La manifestazione non riuscì granché bene. Eravamo trecento, quattrocento al massimo: studenti e piccola borghesia intellettuale (oggi direbbero “ceti medi riflessivi”). Non mi ricordo chi fece il comizio per il Pci (forse Occhetto che in quei giorni debuttava come segretario di federazione, ma se non lo ricordo deve essere stato meno brillante del solito). Per il Psiup parlò Lino Motta. Di sessantottini della nostra facoltà ce n’erano molti: della Fgci, del circolo Labriola, maoisti, hippie, progressisti generici. Lillo aveva preparato un cartello assai bello a vedersi. Aveva una grande mano per il disegno e tante idee geniali. Credo che, se si fosse impegnato e avesse trovato le giuste entrature, sarebbe divenuto un grande pubblicitario o almeno un grafico di valore. Per quel pomeriggio aveva lavorato con i pennarelli su colori e caratteri e la scritta era assai ben visibile. Lo slogan che avevamo scelto era “America mi fai pena, America mi fai paura”. Probabilmente non valeva molto, ma bene esprimeva il nostro sgomento verso un paese impegnato in una guerra di aggressione, in cui non mancavano rigurgiti razzisti e in cui era ricorrente l’omicidio politico come strumento per liquidare tutte le figure portatrici di novità, di libertà. Il grande cartello non aveva bastone e lo mostravamo orgogliosi tenendolo con una mano, lui da una parte io dall’altra.
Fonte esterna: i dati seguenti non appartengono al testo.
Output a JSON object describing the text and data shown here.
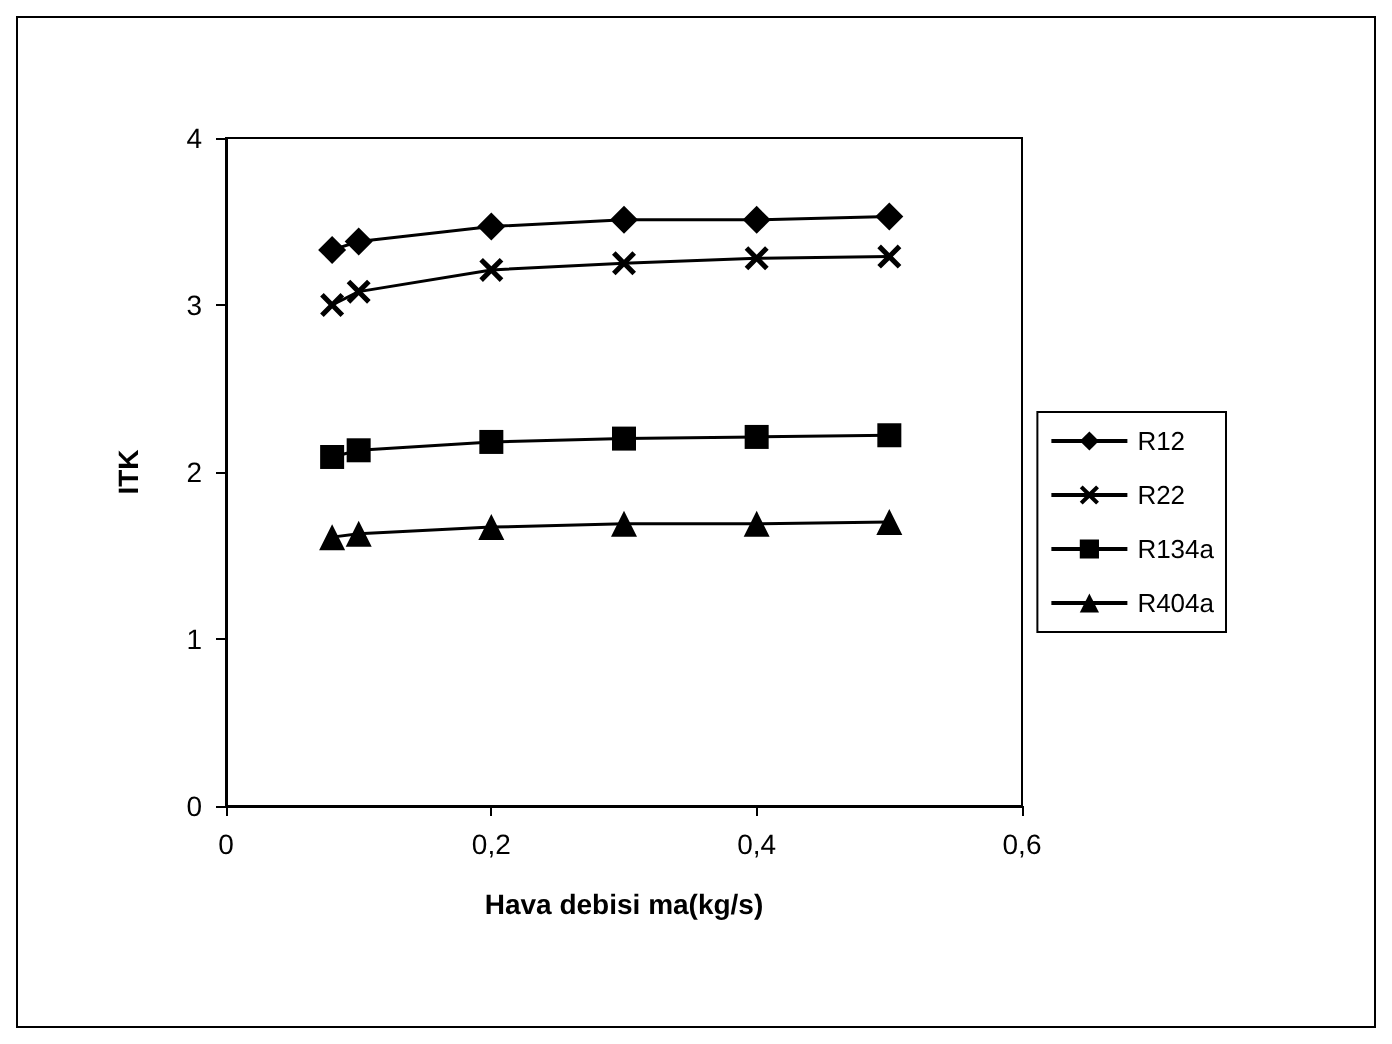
{
  "chart_data": {
    "type": "line",
    "xlabel": "Hava debisi ma(kg/s)",
    "ylabel": "ITK",
    "x": [
      0.08,
      0.1,
      0.2,
      0.3,
      0.4,
      0.5
    ],
    "series": [
      {
        "name": "R12",
        "color": "#000000",
        "marker": "diamond",
        "values": [
          3.33,
          3.38,
          3.47,
          3.51,
          3.51,
          3.53
        ]
      },
      {
        "name": "R22",
        "color": "#000000",
        "marker": "cross",
        "values": [
          3.0,
          3.08,
          3.21,
          3.25,
          3.28,
          3.29
        ]
      },
      {
        "name": "R134a",
        "color": "#000000",
        "marker": "square",
        "values": [
          2.09,
          2.13,
          2.18,
          2.2,
          2.21,
          2.22
        ]
      },
      {
        "name": "R404a",
        "color": "#000000",
        "marker": "triangle",
        "values": [
          1.61,
          1.63,
          1.67,
          1.69,
          1.69,
          1.7
        ]
      }
    ],
    "xlim": [
      0,
      0.6
    ],
    "xticks": [
      0,
      {
        "value": 0.2,
        "label": "0,2"
      },
      {
        "value": 0.4,
        "label": "0,4"
      },
      {
        "value": 0.6,
        "label": "0,6"
      }
    ],
    "ylim": [
      0,
      4
    ],
    "yticks": [
      0,
      1,
      2,
      3,
      4
    ],
    "grid": false,
    "legend": "right",
    "line_style": "solid"
  }
}
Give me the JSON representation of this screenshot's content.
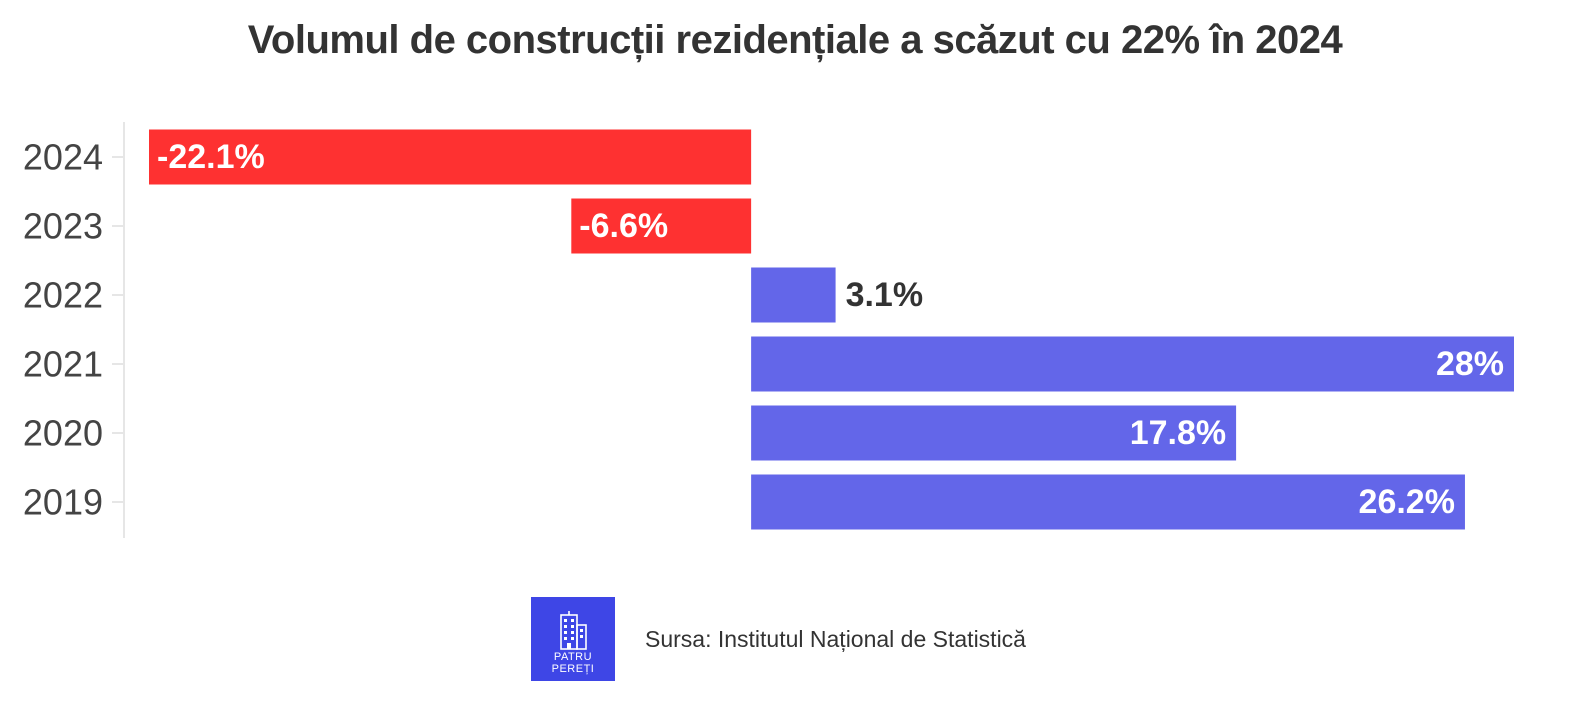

Ma arrivò Pippo Onnis, un nostro collega dagli occhiali spessissimi, maoista, fortemente ideologizzato, che aveva già letto tanto Marx, Engels, Lenin, Stalin e Mao Tse Tung. Era un vero pozzo di citazioni e noi lo apprezzavamo per la coerenza del suo discorrere oltre che per la rigidità del suo sentire. Il suo maoismo era consapevolmente “giacobinismo”. Il suo modello di rivoluzionario più che Mao era Robespierre. Ci investì con una critica “di principio”: non si deve avere paura dell’imperialismo americano, ci diceva, è “una tigre di carta”, anche se sembra forte. Non ricordo i particolari, ma ce ne disse di cotte e di crude. Ci difendemmo come potevamo e sapevamo e continuammo a mostrare il cartello per tutta la durata della manifestazione, senza cedere ai suoi diktat; ma eravamo anche ammirati per la sua intransigenza.